OK. That was an extreme example. One’s spouse is more important than a silly ballgame on television, and men would never treat their wives that way, right? Yeah, we men know the real answer to that one.
That’s not to say all distractions are bad. Some are healthy and beneficial. Who doesn’t appreciate taking time out from an intense focus on a difficult problem to enjoy a favorite beverage or leisurely activity?A short break can do wonders on one's ability to gain a better perspective on the task at hand.
On the other hand, some healthy distractions may become harmful if not carefully controlled or managed.

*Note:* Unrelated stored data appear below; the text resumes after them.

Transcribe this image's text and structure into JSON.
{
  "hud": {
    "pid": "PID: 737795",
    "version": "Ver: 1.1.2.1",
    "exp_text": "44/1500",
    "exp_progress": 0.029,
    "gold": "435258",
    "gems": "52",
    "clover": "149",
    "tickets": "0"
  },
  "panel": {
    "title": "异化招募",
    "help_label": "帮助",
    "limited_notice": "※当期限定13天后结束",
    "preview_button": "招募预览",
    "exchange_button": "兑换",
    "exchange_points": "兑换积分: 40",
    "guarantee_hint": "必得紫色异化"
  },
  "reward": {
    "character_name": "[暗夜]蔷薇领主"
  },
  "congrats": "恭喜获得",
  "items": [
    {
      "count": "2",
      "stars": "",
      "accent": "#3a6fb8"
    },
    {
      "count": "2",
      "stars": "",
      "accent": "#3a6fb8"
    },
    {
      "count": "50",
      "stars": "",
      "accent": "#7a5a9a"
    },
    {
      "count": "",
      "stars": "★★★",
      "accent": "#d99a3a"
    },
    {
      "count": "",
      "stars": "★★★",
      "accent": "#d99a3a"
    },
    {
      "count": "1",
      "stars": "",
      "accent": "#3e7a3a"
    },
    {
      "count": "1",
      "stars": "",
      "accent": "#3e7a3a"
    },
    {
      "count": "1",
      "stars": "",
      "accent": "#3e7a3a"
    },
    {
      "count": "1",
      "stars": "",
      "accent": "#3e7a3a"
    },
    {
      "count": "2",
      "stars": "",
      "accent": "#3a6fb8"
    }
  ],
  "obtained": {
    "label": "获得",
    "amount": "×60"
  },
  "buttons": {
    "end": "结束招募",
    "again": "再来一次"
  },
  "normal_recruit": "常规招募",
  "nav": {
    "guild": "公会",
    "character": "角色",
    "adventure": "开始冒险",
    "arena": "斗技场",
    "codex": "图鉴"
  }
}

Sports fit into this category. Generally, sports is not bad or harmful on its own, but when we overemphasize secondary and collegiate sports programs, combined with the pressure to win at all costs, sports detracts from its primary educational function.
Unfortunately, parents encourage this overemphasis in the early years of their children. If one doubts this, I recommend reserving a weekend or more to do a little “parent watching” when T-ball season begins next spring, or when the summer youth basketball season begins.
Another area where otherwise good activity has the potential to become an unhealthy distraction is religious activity. That’s not to say that successfully managing church-related programs, teaching or serving on committees is not a good thing. In fact, our community would benefit even more if more people practiced during the week what they profess on Sundays.
Religious activity becomes an unhealthy distraction when the primary focus centers on the activity in the church and not on the Creator who deserves our adoration and devotion. Every breath we take gives life to our bodies. Without God’s power, grace and mercy, we would cease to exist. Does that not motivate us to want to know who God is and why he loves us so much?
Back to the football game and the men that love to watch it. It’s a matter of knowing what’s really important and what we choose to make important in our lives. Though watching someone engaging in sports activity is not proven to be a healthy exercise, engaging in physically demanding activity is.
Religious activity may generally be healthy as well. The distraction begins, however, when we make those activities our primary focus. We lose the opportunity to teach our children the best way to focus on the truly important matters in life that brings greater happiness and fulfillment than anything else.
May you have a blessed and happy Thanksgiving!